“什么人?”

    “官老爷,我是尚书府的李嬷嬷,今日不是要开审,我家小姐的案子吗?怎么停了呢?”

    “你家小姐?这个我不清楚,大人这两日病重,无法审案,你们在回去等等吧,到时候会派人过来传话的。”

    李嬷嬷被赶了出来,回到尚书府,把事这么一说,林馨婉看向宁雅娴。“要不我去衙门走动走动,让王大人直接把案子定了xg?”

    “娘老糊涂了吗?这种事看不出来?有人走动了关系,这王大人到底是真病还是假病,谁知道?”

    宁雅娴呵呵两声,站起身就这么堂而皇之的走了出去,在她眼里林馨婉仿佛就是个外人。

    “这孩子,真是越来越没规矩了!”

    宁恒远坐在一旁,有些话也就比好说了,他叹了口气,甩袖离开。

    林馨婉只得自己苦笑,她撵动着手里的佛珠,曾几何时,佛成了她现在唯一的寄托,如果佛主有灵,洗完能听到她的心愿。

    一切都是她的错,放过娴儿吧!

    衙门关门,宁萱芷有些激动地从凳子上站起身。“这么说,今日不开审了?”

    婉莲用力的点点头。“小姐,你看会不会是有人在暗中帮忙?会不会是王爷?”

    宁萱芷摇摇头,卫煜巴不得曲令死呢,怎么可能会出手救他!“兴许真的是知府大人病了吧!”

    谁信?

    反正宁雅娴是不信的!那个贪得无厌的王大人巴不得每天都升堂办案,这样他的腰包才会鼓起来。

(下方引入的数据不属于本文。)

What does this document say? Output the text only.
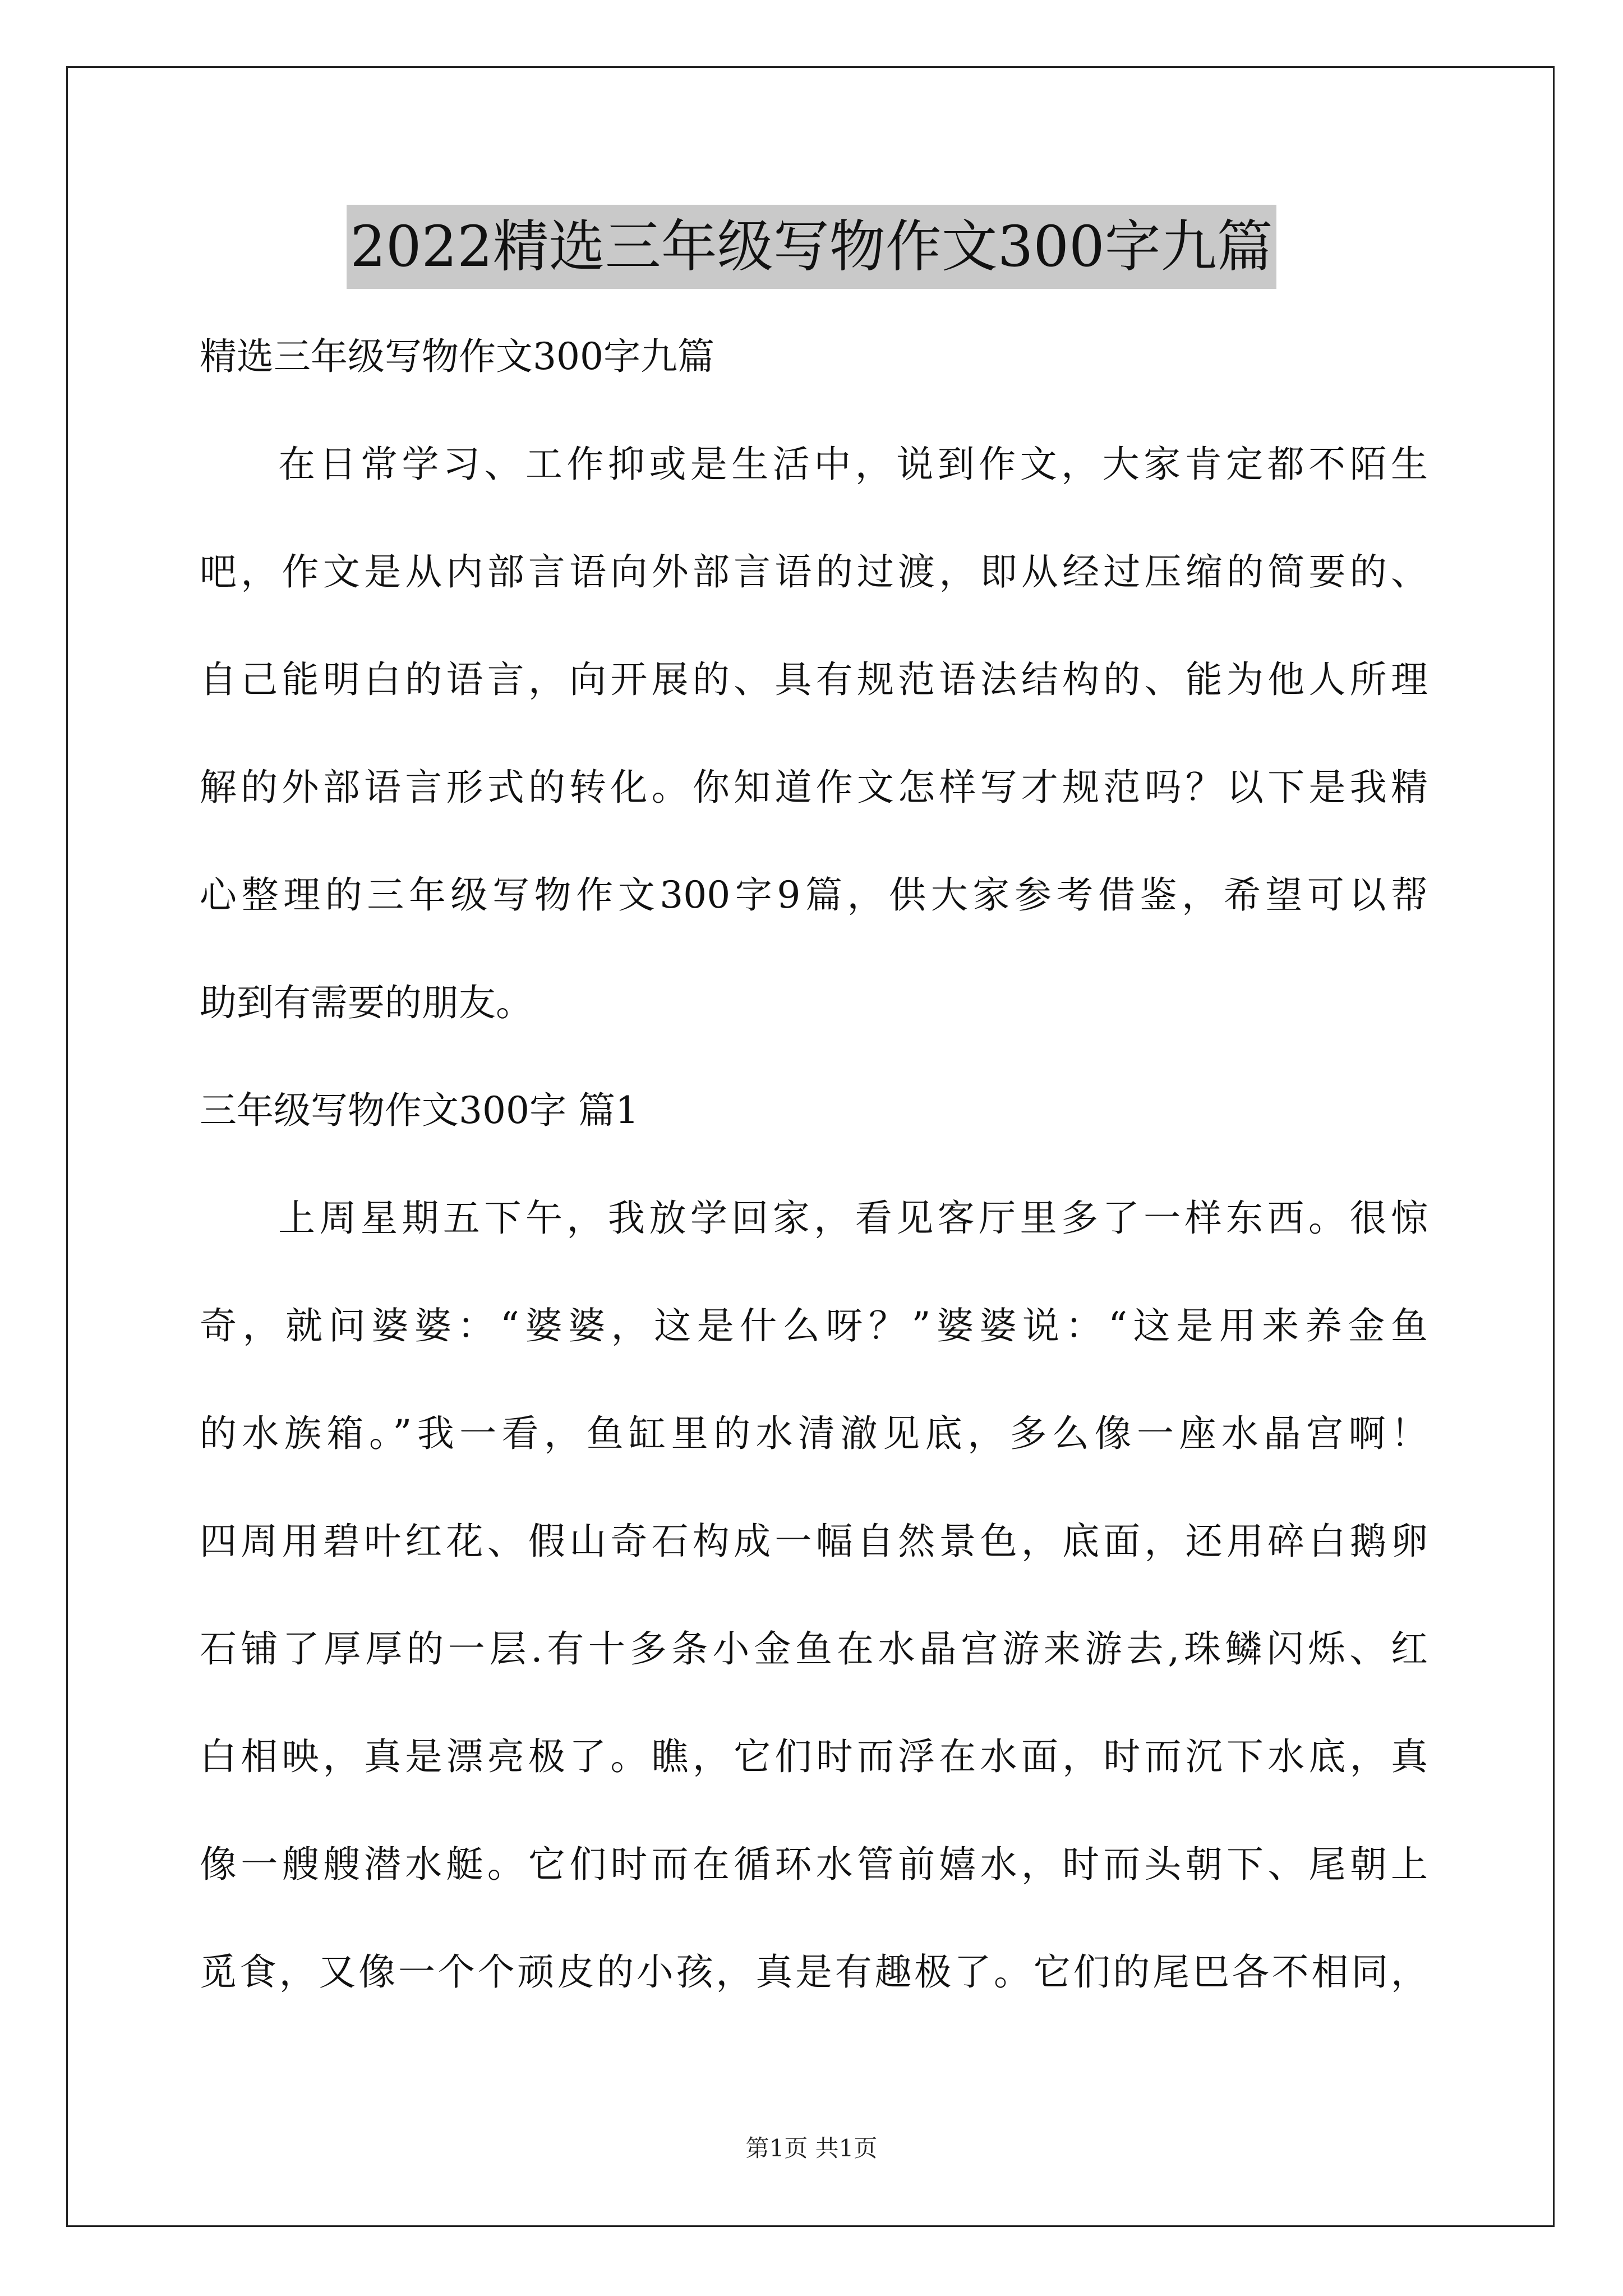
2022精选三年级写物作文300字九篇
精选三年级写物作文300字九篇
在日常学习、工作抑或是生活中，说到作文，大家肯定都不陌生
吧，作文是从内部言语向外部言语的过渡，即从经过压缩的简要的、
自己能明白的语言，向开展的、具有规范语法结构的、能为他人所理
解的外部语言形式的转化。你知道作文怎样写才规范吗？以下是我精
心整理的三年级写物作文300字9篇，供大家参考借鉴，希望可以帮
助到有需要的朋友。
三年级写物作文300字 篇1
上周星期五下午，我放学回家，看见客厅里多了一样东西。很惊
奇，就问婆婆：“婆婆，这是什么呀？”婆婆说：“这是用来养金鱼
的水族箱。”我一看，鱼缸里的水清澈见底，多么像一座水晶宫啊！
四周用碧叶红花、假山奇石构成一幅自然景色，底面，还用碎白鹅卵
石铺了厚厚的一层.有十多条小金鱼在水晶宫游来游去,珠鳞闪烁、红
白相映，真是漂亮极了。瞧，它们时而浮在水面，时而沉下水底，真
像一艘艘潜水艇。它们时而在循环水管前嬉水，时而头朝下、尾朝上
觅食，又像一个个顽皮的小孩，真是有趣极了。它们的尾巴各不相同，
第1页 共1页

    夏玉站在宁雅娴的身边,不停的扇着扇子。打从她被宁萱芷送回院子后,宁雅娴仿佛失忆了一般,什么都没问,夏玉该干嘛还是干嘛,就算两人独处的时候,也是如此,这让整日吊着心的她更加慌乱起来,因为马上就要天黑,今日是她在房里守夜,不知道大小姐会不会又发作。

    “你去准备下,陪我去趟衙门。”

    夏玉愣了下,随即走了出去。

    宁雅娴盯着夏玉的背影,她手指上的伤还在,显然是已经被人处理过,宁萱芷一早在后山上找到她,可能吗?

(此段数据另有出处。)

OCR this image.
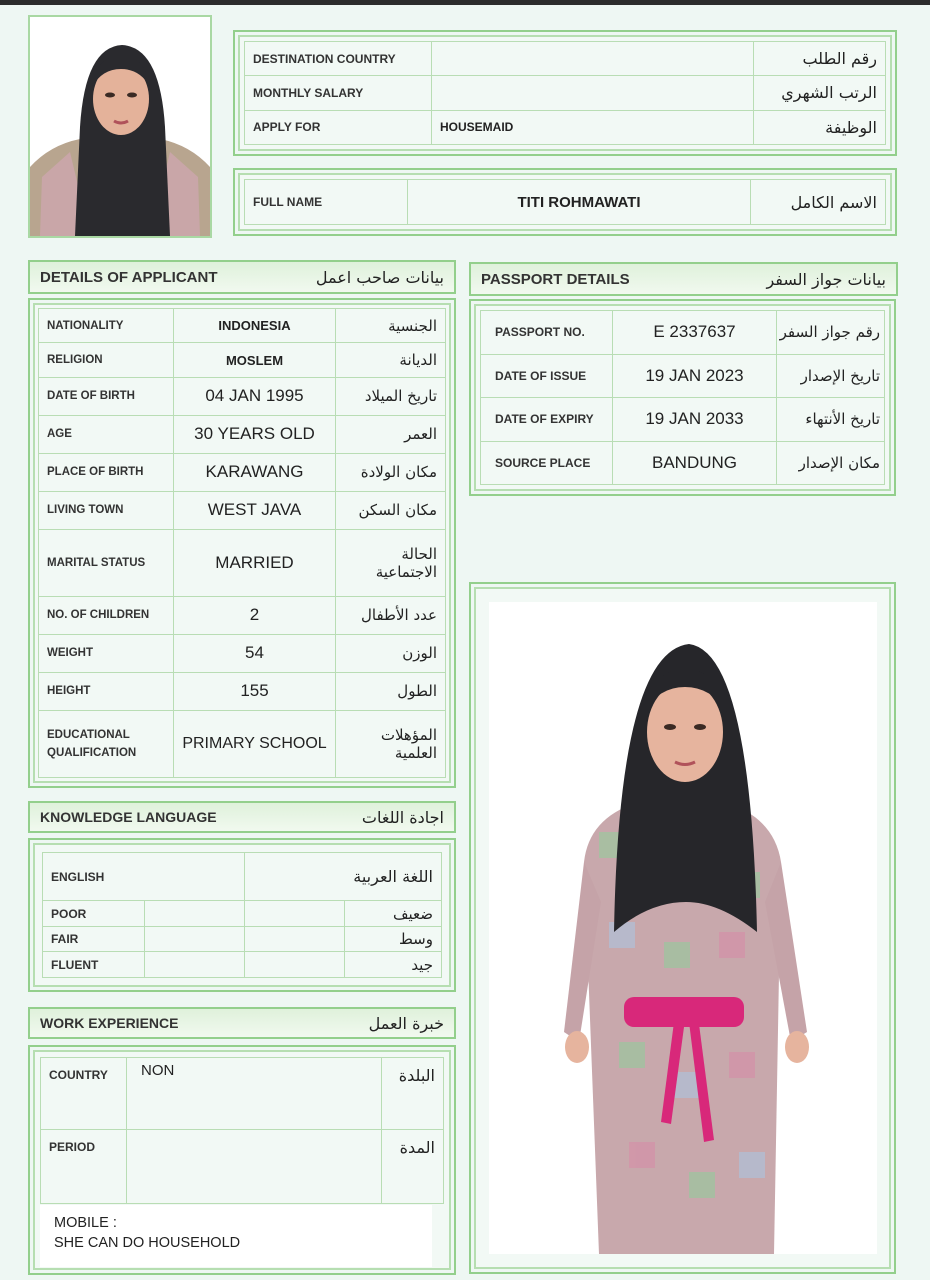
DESTINATION COUNTRY		رقم الطلب
MONTHLY SALARY		الرتب الشهري
APPLY FOR	HOUSEMAID	الوظيفة
FULL NAME	TITI ROHMAWATI	الاسم الكامل
DETAILS OF APPLICANT	بيانات صاحب اعمل
NATIONALITY	INDONESIA	الجنسية
RELIGION	MOSLEM	الديانة
DATE OF BIRTH	04 JAN 1995	تاريخ الميلاد
AGE	30 YEARS OLD	العمر
PLACE OF BIRTH	KARAWANG	مكان الولادة
LIVING TOWN	WEST JAVA	مكان السكن
MARITAL STATUS	MARRIED	الحالة الاجتماعية
NO. OF CHILDREN	2	عدد الأطفال
WEIGHT	54	الوزن
HEIGHT	155	الطول
EDUCATIONAL QUALIFICATION	PRIMARY SCHOOL	المؤهلات العلمية
PASSPORT DETAILS	بيانات جواز السفر
PASSPORT NO.	E 2337637	رقم جواز السفر
DATE OF ISSUE	19 JAN 2023	تاريخ الإصدار
DATE OF EXPIRY	19 JAN 2033	تاريخ الأنتهاء
SOURCE PLACE	BANDUNG	مكان الإصدار
KNOWLEDGE LANGUAGE	اجادة اللغات
ENGLISH		اللغة العربية	
POOR			ضعيف
FAIR			وسط
FLUENT			جيد
WORK EXPERIENCE	خبرة العمل
COUNTRY	NON	البلدة
PERIOD		المدة
MOBILE :
SHE CAN DO HOUSEHOLD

    片刻功夫,夏玉拿来了细软,初算了下,少说也值几百两银子。“你现在去趟衙门,把这个一同交给王大人,等到回信后再回来。”

    夏玉又是默不作声的离开,每次都跟做了亏心事似得拔腿就跑,故作不在意却比谁都害怕跟她独处。

    宁雅娴嘲讽的勾起嘴角,本可以逃走的人为何还要回来,难道她与小贱人已经合谋?

    想到这里,宁雅娴找来了院子里的另一个奴婢,随便寻了个理由便打发着出去,自己前往常chun阁。

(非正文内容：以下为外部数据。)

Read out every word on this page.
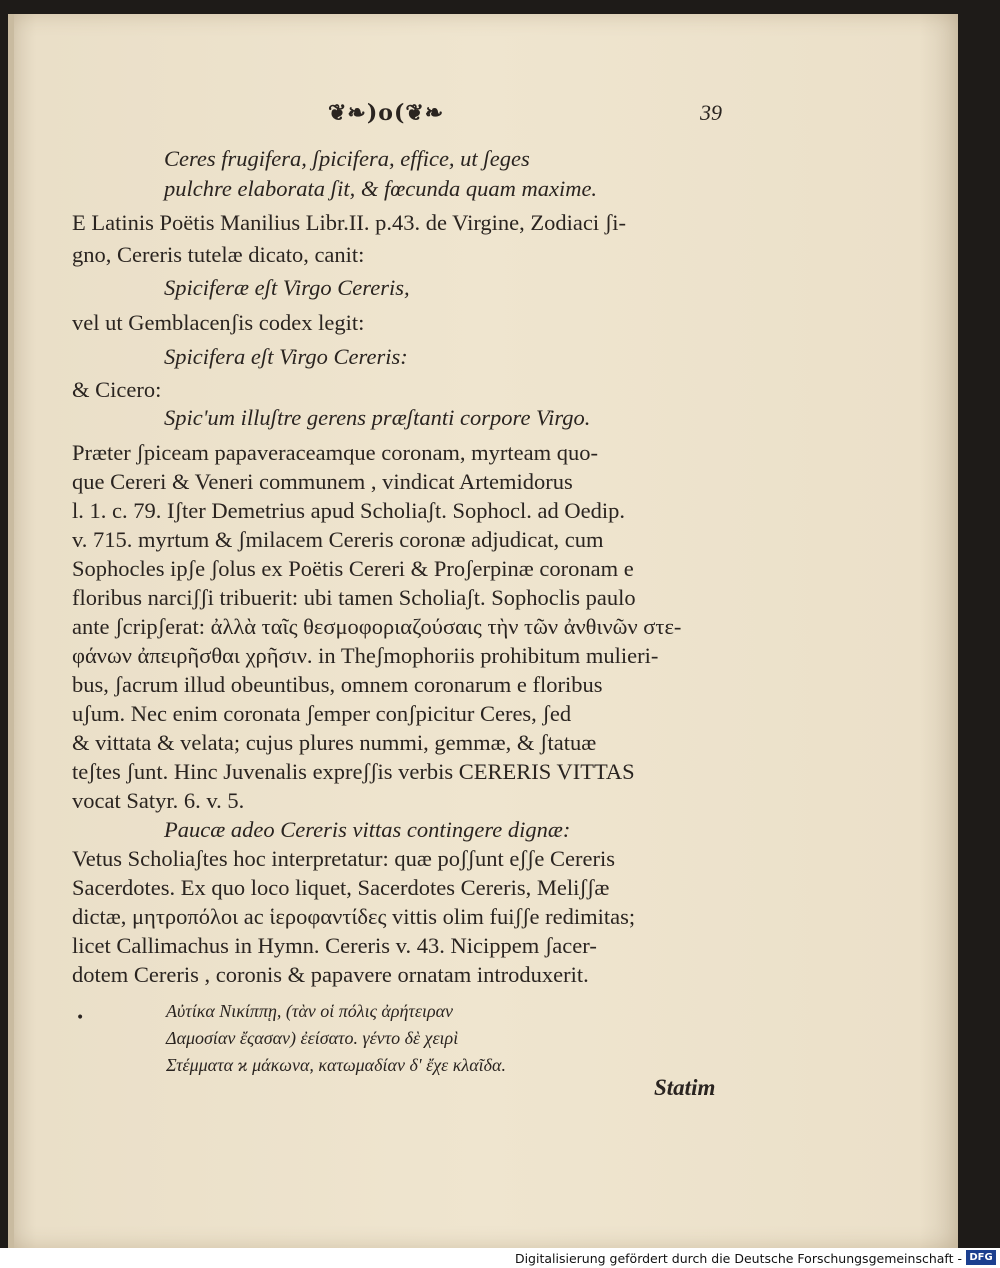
❦❧)o(❦❧	39
Ceres frugifera, ʃpicifera, effice, ut ʃeges
pulchre elaborata ʃit, & fœcunda quam maxime.
E Latinis Poëtis Manilius Libr.II. p.43. de Virgine, Zodiaci ʃi-
gno, Cereris tutelæ dicato, canit:
Spiciferæ eʃt Virgo Cereris,
vel ut Gemblacenʃis codex legit:
Spicifera eʃt Virgo Cereris:
& Cicero:
Spic'um illuʃtre gerens præʃtanti corpore Virgo.
Præter ʃpiceam papaveraceamque coronam, myrteam quo-
que Cereri & Veneri communem , vindicat Artemidorus
l. 1. c. 79. Iʃter Demetrius apud Scholiaʃt. Sophocl. ad Oedip.
v. 715. myrtum & ʃmilacem Cereris coronæ adjudicat, cum
Sophocles ipʃe ʃolus ex Poëtis Cereri & Proʃerpinæ coronam e
floribus narciʃʃi tribuerit: ubi tamen Scholiaʃt. Sophoclis paulo
ante ʃcripʃerat: ἀλλὰ ταῖς θεσμοφοριαζούσαις τὴν τῶν ἀνθινῶν στε-
φάνων ἀπειρῆσθαι χρῆσιν. in Theʃmophoriis prohibitum mulieri-
bus, ʃacrum illud obeuntibus, omnem coronarum e floribus
uʃum. Nec enim coronata ʃemper conʃpicitur Ceres, ʃed
& vittata & velata; cujus plures nummi, gemmæ, & ʃtatuæ
teʃtes ʃunt. Hinc Juvenalis expreʃʃis verbis CERERIS VITTAS
vocat Satyr. 6. v. 5.
Paucæ adeo Cereris vittas contingere dignæ:
Vetus Scholiaʃtes hoc interpretatur: quæ poʃʃunt eʃʃe Cereris
Sacerdotes. Ex quo loco liquet, Sacerdotes Cereris, Meliʃʃæ
dictæ, μητροπόλοι ac ἱεροφαντίδες vittis olim fuiʃʃe redimitas;
licet Callimachus in Hymn. Cereris v. 43. Nicippem ʃacer-
dotem Cereris , coronis & papavere ornatam introduxerit.
Αὐτίκα Νικίππῃ, (τὰν οἱ πόλις ἀρήτειραν
Δαμοσίαν ἔςασαν) ἐείσατο. γέντο δὲ χειρὶ
Στέμματα ϰ μάκωνα, κατωμαδίαν δ' ἔχε κλαῖδα.
•
Statim
Digitalisierung gefördert durch die Deutsche Forschungsgemeinschaft - DFG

    官府衙门,老百姓真正的父母官,这一生病,前来巴结的人不少,可都被门口的官差给挡了回去。

    夏玉哆哆嗦嗦的等人全都散去之后,才敢靠上前。把宁雅娴的书信递了上去,心里寻思着,要是一会他们不让自己进去怎么办?

    官差看了夏玉之后,只让她在外面凳子,自己便进入衙门内,一刻多时,官差走了出来。“你回去告诉你家小姐,戌时到,自然有人接应。”

    夏玉呼出一口气,立即跑回尚书府,把这个好消息告诉给宁雅娴。

    戌时!

    街道上来那个用衣服盖在头上行走的女人,转过大街来到衙门的后方,其中一人上前敲门之后,有人从里走出,让另一女人打开衣服,细细看了几眼之后,才放人进去。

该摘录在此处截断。